Hit-or-miss (shape matching)

MORPH_HITMISS finds pixels where a binary pattern and its complement align with a template kernel (hits, misses, and “don’t care” positions—see your OpenCV version’s rules for exact matrix values). Common on skeletonized text or thin structures to locate T-junctions or endpoints.

import cv2
import numpy as np

# Placeholder kernel — replace with a pattern from OpenCV hit-or-miss docs for your task
hitmiss_kernel = np.array([[0, 1, 0],
                           [1, 1, 0],
                           [0, 0, 0]], dtype=np.int8)
out = cv2.morphologyEx(bw, cv2.MORPH_HITMISS, hitmiss_kernel)

Encoding of 0/1/-1 differs by tutorial; always cross-check the official cv.morphologyEx hit-miss section for your build.

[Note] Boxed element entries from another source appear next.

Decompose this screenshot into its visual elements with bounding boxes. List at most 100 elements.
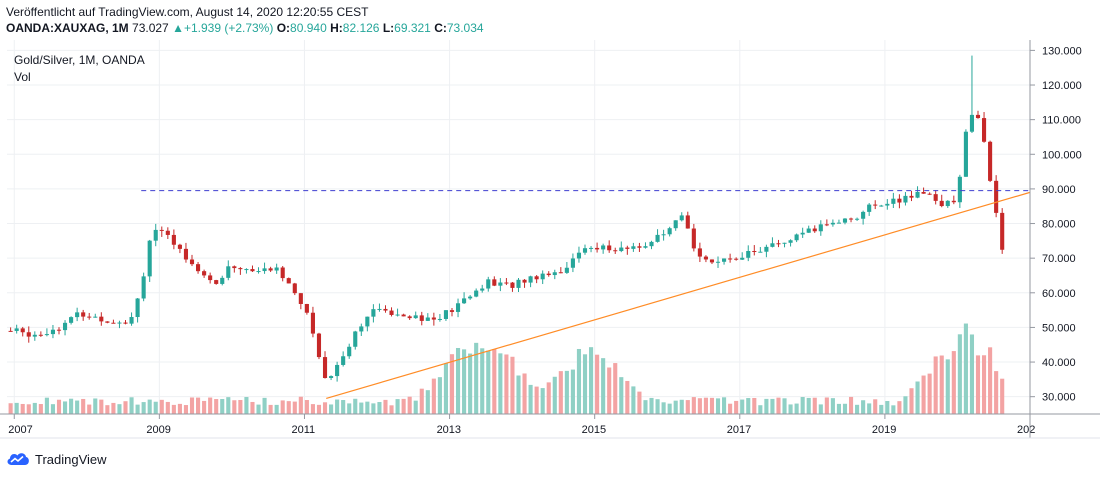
candle-body [335, 364, 340, 377]
candle [268, 266, 273, 273]
volume-bar [244, 397, 249, 414]
tradingview-brand: TradingView [35, 451, 107, 467]
volume-bar [129, 397, 134, 414]
candle-body [359, 326, 364, 332]
candle-body [377, 308, 382, 310]
candle [123, 320, 128, 325]
volume-bar [988, 347, 993, 414]
candle-body [709, 259, 715, 263]
candle-body [316, 333, 322, 358]
volume-bar [945, 359, 950, 414]
candle [818, 220, 823, 236]
candle-body [679, 215, 684, 221]
candle [522, 279, 527, 288]
candle-body [734, 258, 739, 260]
candle-body [927, 193, 932, 195]
volume-bar [897, 401, 902, 414]
volume-bar [848, 396, 854, 414]
candle [44, 328, 49, 337]
candle [292, 282, 297, 296]
volume-bar [105, 405, 110, 414]
volume-bar [649, 397, 654, 414]
candle-body [232, 266, 237, 269]
candle [449, 307, 455, 317]
candle [316, 332, 322, 360]
volume-bar [455, 347, 461, 414]
volume-bar [679, 399, 684, 414]
candle-body [292, 283, 297, 294]
tradingview-logo[interactable]: TradingView [6, 451, 107, 467]
candle [969, 55, 975, 134]
candle [183, 242, 189, 263]
candle [800, 227, 805, 238]
candle-body [286, 278, 291, 284]
candle [963, 129, 968, 177]
candle-body [691, 228, 696, 249]
candle-body [202, 271, 207, 276]
candle-body [504, 282, 509, 284]
candle [322, 351, 328, 379]
candle-body [909, 195, 914, 198]
candle [806, 225, 811, 233]
candle-body [969, 114, 975, 132]
volume-bar [20, 403, 25, 414]
candle [425, 313, 430, 322]
volume-bar [220, 399, 225, 414]
volume-bar [842, 403, 848, 414]
candle-body [643, 246, 648, 248]
candle-body [492, 279, 497, 286]
volume-bar [159, 399, 164, 414]
candle [728, 253, 733, 263]
volume-bar [226, 397, 231, 414]
candlesticks [8, 55, 1005, 382]
volume-bar [788, 404, 793, 414]
candle [1000, 208, 1005, 254]
candle [443, 310, 449, 321]
volume-bar [891, 405, 896, 414]
candle-body [20, 328, 25, 333]
candle [486, 276, 491, 292]
candle-body [655, 234, 660, 242]
candle-body [135, 298, 140, 318]
candle [637, 242, 642, 252]
candle [232, 265, 237, 273]
volume-bar [540, 388, 545, 414]
candle-body [558, 272, 563, 274]
candle-body [244, 269, 249, 271]
candle-body [510, 282, 515, 288]
volume-bar [951, 351, 956, 414]
candle-body [776, 243, 781, 245]
volume-bar [867, 403, 872, 414]
volume-bar [631, 386, 636, 414]
volume-bar [353, 398, 358, 414]
volume-bar [715, 398, 721, 414]
candle [81, 309, 86, 321]
candle [401, 313, 406, 317]
candle [927, 192, 932, 195]
volume-bar [238, 399, 243, 414]
candle-body [14, 328, 19, 331]
volume-bar [232, 400, 237, 414]
volume-bar [570, 369, 575, 414]
candle-body [994, 180, 999, 213]
volume-bar [927, 373, 932, 414]
candle [462, 292, 467, 304]
candle-body [26, 332, 31, 337]
candle-body [673, 220, 678, 229]
candle-body [329, 376, 334, 379]
volume-bar [703, 397, 708, 414]
candle [981, 112, 987, 143]
volume-bar [50, 404, 56, 414]
candle [389, 307, 394, 317]
candle [655, 229, 660, 243]
candle [341, 351, 346, 367]
candle [347, 343, 352, 359]
candle-body [570, 258, 575, 268]
candle-body [304, 303, 309, 313]
candle-body [171, 234, 176, 245]
candle [492, 276, 497, 287]
volume-bar [957, 334, 962, 414]
candle-body [250, 269, 255, 272]
volume-bar [921, 375, 926, 414]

End-to-end: clean a binary scan

import cv2

gray = cv2.imread("scan.png", cv2.IMREAD_GRAYSCALE)
blur = cv2.GaussianBlur(gray, (3, 3), 0)
_, bw = cv2.threshold(blur, 0, 255, cv2.THRESH_BINARY + cv2.THRESH_OTSU)

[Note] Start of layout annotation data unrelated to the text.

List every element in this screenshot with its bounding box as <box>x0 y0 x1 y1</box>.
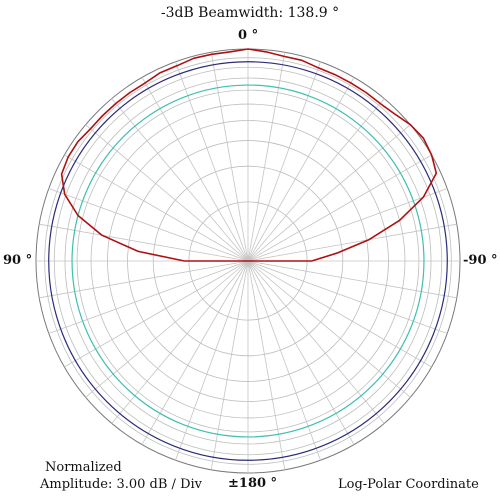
grid-spoke <box>48 260 249 334</box>
grid-spoke <box>175 260 249 461</box>
grid-spoke <box>247 260 385 424</box>
grid-spoke <box>247 52 286 262</box>
grid-spoke <box>247 260 355 445</box>
grid-spoke <box>247 260 286 470</box>
grid-spoke <box>85 260 249 398</box>
pattern-trace <box>60 48 438 262</box>
angle-label-0: 0 ° <box>238 28 259 43</box>
pattern-line <box>60 48 438 262</box>
grid-spoke <box>39 223 249 262</box>
angle-label-180: ±180 ° <box>228 476 278 491</box>
grid-spoke <box>64 154 249 262</box>
grid-spoke <box>247 260 448 334</box>
grid-spoke <box>247 260 321 461</box>
grid-spoke <box>141 77 249 262</box>
grid-spoke <box>247 124 411 262</box>
grid-spoke <box>247 61 321 262</box>
grid-spoke <box>111 260 249 424</box>
grid-spoke <box>247 260 432 368</box>
grid-spoke <box>247 260 457 299</box>
grid-spoke <box>210 52 249 262</box>
grid-spoke <box>48 188 249 262</box>
grid-spoke <box>247 98 385 262</box>
normalized-label: Normalized <box>45 460 122 475</box>
grid-spoke <box>247 188 448 262</box>
grid-spoke <box>210 260 249 470</box>
grid-spoke <box>111 98 249 262</box>
grid-spoke <box>141 260 249 445</box>
angle-label-minus-90: -90 ° <box>463 253 498 268</box>
polar-grid <box>35 48 461 474</box>
reference-circle <box>48 61 448 461</box>
reference-circle <box>71 84 425 438</box>
grid-spoke <box>247 260 411 398</box>
grid-spoke <box>247 154 432 262</box>
grid-spoke <box>175 61 249 262</box>
grid-spoke <box>39 260 249 299</box>
grid-spoke <box>247 223 457 262</box>
coordinate-label: Log-Polar Coordinate <box>338 477 479 492</box>
grid-spoke <box>64 260 249 368</box>
grid-spoke <box>247 77 355 262</box>
angle-label-90: 90 ° <box>3 253 33 268</box>
grid-spoke <box>85 124 249 262</box>
reference-circles <box>48 61 448 461</box>
chart-title: -3dB Beamwidth: 138.9 ° <box>160 5 340 21</box>
amplitude-label: Amplitude: 3.00 dB / Div <box>40 477 202 492</box>
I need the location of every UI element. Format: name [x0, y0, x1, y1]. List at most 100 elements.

k = cv2.getStructuringElement(cv2.MORPH_RECT, (2, 2))
bw = cv2.morphologyEx(bw, cv2.MORPH_OPEN, k, iterations=1)
bw = cv2.morphologyEx(bw, cv2.MORPH_CLOSE, k, iterations=1)

Takeaways

  • Opening removes small foreground noise; closing fills holes in foreground.
  • Prefer several small iterations or moderate kernels over one huge kernel for smoother control.
  • Gradient / top-hat / black-hat extract boundaries and fine structure on binary or gray images.

Quick FAQ

OpenCV morphology treats high values as “set” in the usual binary convention. If your mask has objects as 0 and background as 255, invert with cv2.bitwise_not first so semantics match your intent.

Ellipses round off corners isotropically—often nicer for blob-like objects. Rectangles align with axis-aligned text or grid structures.